Los voluntarios son buenos y malos para las búsquedas. Buenos porque te permiten cubrir más terreno y tienen conocimientos de la zona; y malos porque a ningún poli le gusta aceptar la palabra de un civil que asegura que el lugar se ha rastreado adecuadamente (en ese sentido, somos muy supersticiosos).
Otro par de kilómetros más tarde, llegamos a un cruce marcado con una alta cruz celta de piedra gris —un monumento en memoria de los caídos en la guerra, si tuviera que adivinarlo—. Dominic giró a la derecha y se incorporó a una carretera estrecha bordeada de árboles que subía hacia lo alto de las montañas. Me pregunté si esta sería la misma cresta en la que se asentaba la Casa de las Abejas, pero la cobertura móvil era intermitente y no pude consultar la localización.

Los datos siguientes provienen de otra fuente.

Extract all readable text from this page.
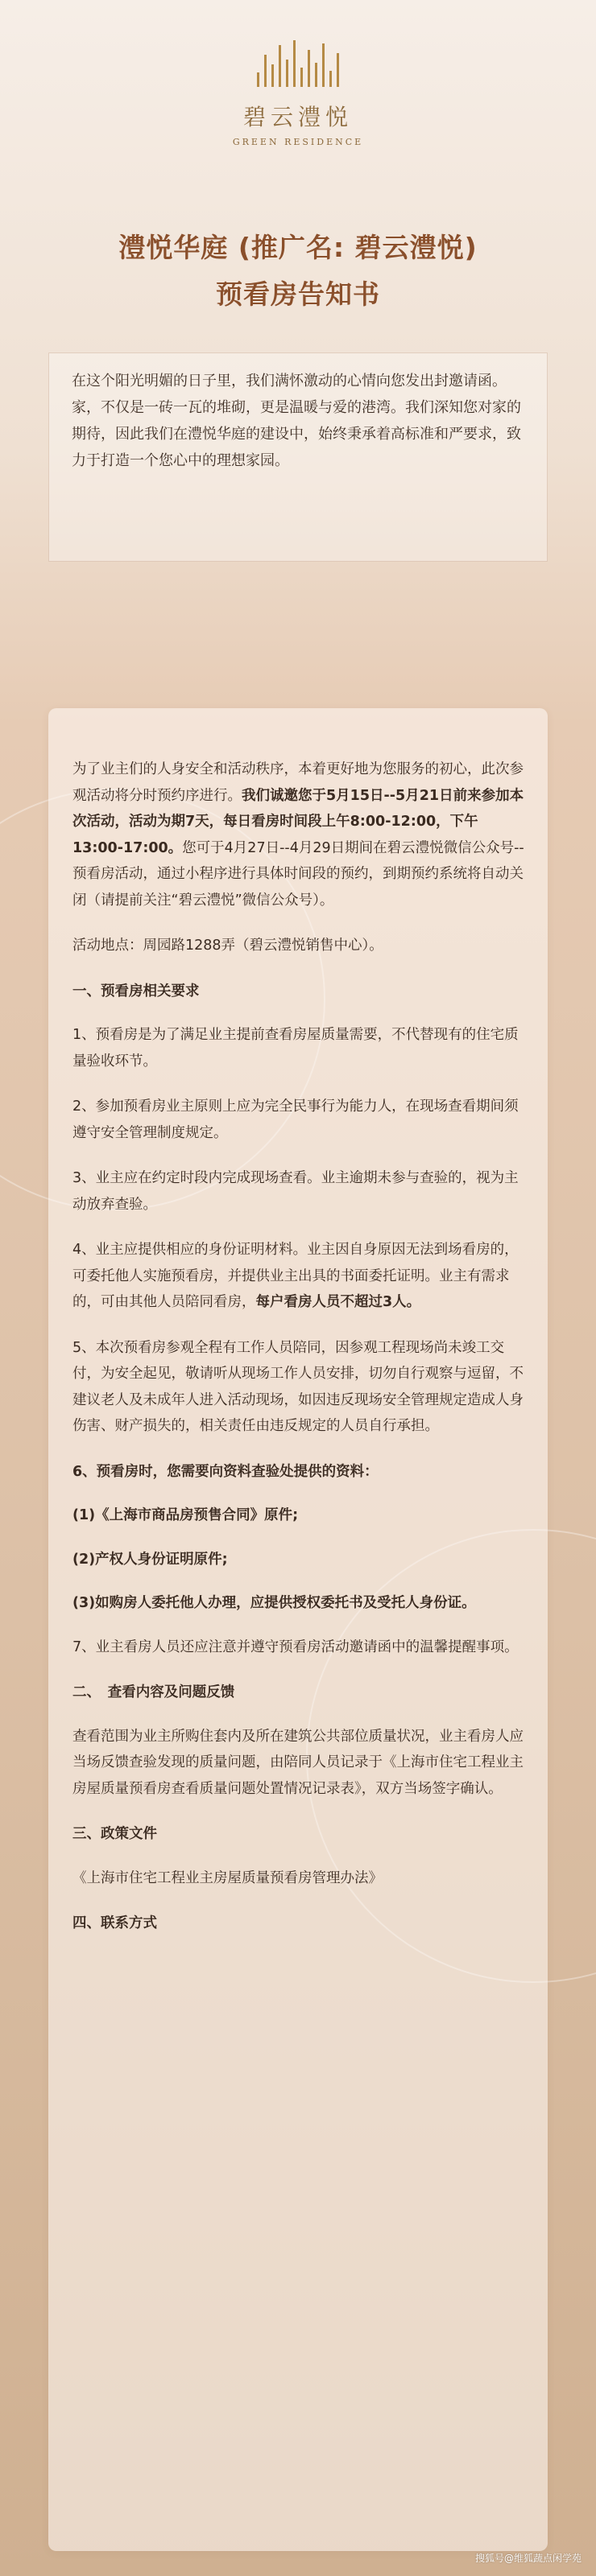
碧云澧悦
GREEN RESIDENCE
澧悦华庭 (推广名: 碧云澧悦)
预看房告知书
在这个阳光明媚的日子里，我们满怀激动的心情向您发出封邀请函。家，不仅是一砖一瓦的堆砌，更是温暖与爱的港湾。我们深知您对家的期待，因此我们在澧悦华庭的建设中，始终秉承着高标准和严要求，致力于打造一个您心中的理想家园。

为了业主们的人身安全和活动秩序，本着更好地为您服务的初心，此次参观活动将分时预约序进行。我们诚邀您于5月15日--5月21日前来参加本次活动，活动为期7天，每日看房时间段上午8:00-12:00，下午13:00-17:00。您可于4月27日--4月29日期间在碧云澧悦微信公众号--预看房活动，通过小程序进行具体时间段的预约，到期预约系统将自动关闭（请提前关注“碧云澧悦”微信公众号）。

活动地点：周园路1288弄（碧云澧悦销售中心）。

一、预看房相关要求

1、预看房是为了满足业主提前查看房屋质量需要，不代替现有的住宅质量验收环节。

2、参加预看房业主原则上应为完全民事行为能力人，在现场查看期间须遵守安全管理制度规定。

3、业主应在约定时段内完成现场查看。业主逾期未参与查验的，视为主动放弃查验。

4、业主应提供相应的身份证明材料。业主因自身原因无法到场看房的，可委托他人实施预看房，并提供业主出具的书面委托证明。业主有需求的，可由其他人员陪同看房，每户看房人员不超过3人。

5、本次预看房参观全程有工作人员陪同，因参观工程现场尚未竣工交付，为安全起见，敬请听从现场工作人员安排，切勿自行观察与逗留，不建议老人及未成年人进入活动现场，如因违反现场安全管理规定造成人身伤害、财产损失的，相关责任由违反规定的人员自行承担。

6、预看房时，您需要向资料查验处提供的资料：

(1)《上海市商品房预售合同》原件;

(2)产权人身份证明原件;

(3)如购房人委托他人办理，应提供授权委托书及受托人身份证。

7、业主看房人员还应注意并遵守预看房活动邀请函中的温馨提醒事项。

二、　查看内容及问题反馈

查看范围为业主所购住套内及所在建筑公共部位质量状况，业主看房人应当场反馈查验发现的质量问题，由陪同人员记录于《上海市住宅工程业主房屋质量预看房查看质量问题处置情况记录表》，双方当场签字确认。

三、政策文件

《上海市住宅工程业主房屋质量预看房管理办法》

四、联系方式

搜狐号@维狐蔬点闲学苑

—Escuela Wood —respondió Dominic cuando le pregunté adónde íbamos. La «escuela» del nombre en cuestión era un un colegio pijo que en realidad habíamos dejado atrás al venir de camino. Claro que ahora ya no era propiedad de los Wood, sino que pertenecía a la Fundación Nacional y formaba parte de los terrenos del castillo Croft.
En algunos puntos, la carretera era tan angosta que las hojas y las ramas de los árboles rozaban los laterales de la Nissan y Dominic tomaba la precaución de bajar la velocidad cuando nos acercábamos a una curva sin visibilidad.
—¿Tractores? —pregunté.
—Tractores —confirmó—. Bueno, tractores, radiotaxis, caballos, furgonetas del supermercado, vacas… Por aquí nunca sabes lo que te encontrarás a la vuelta de la esquina.
La entrada al bosque estaba marcada con una cancela de madera, de las que tienen cinco listones a lo largo, y un cartel de Fundación Nacional sobre ella. Dominic se quedó en la Nissan mientras yo me bajaba a abrirla para que pasara. Volví a cerrar la cancela tras de mí y, como recordaba las lecciones sobre normas del campo que nos enseñaban en los viajes escolares, me aseguré de que el cerrojo estuviera bien echado. Cuando volví a montarme en el coche, Dominic siguió ascendiendo por un camino irregular que se curvó y nos llevó hasta un bosque de coníferas oscuras. La Nissan rodaba con facilidad por el terreno de piedras, lo que explicaba por qué Dominic lo había escogido para la excursión de hoy. Como algunos de los surcos eran muy profundos, mi Asbo nuevo habría terminado con los ejes hechos polvo.
El camino se bifurcó y Dominic siguió a la derecha durante unos cien metros, hasta que llegamos a un lugar donde los troncos grisáceos de los árboles caídos estaban amontonados en pirámides. Cuando nos acercábamos al final del camino, una cara pálida nos miró con recelo.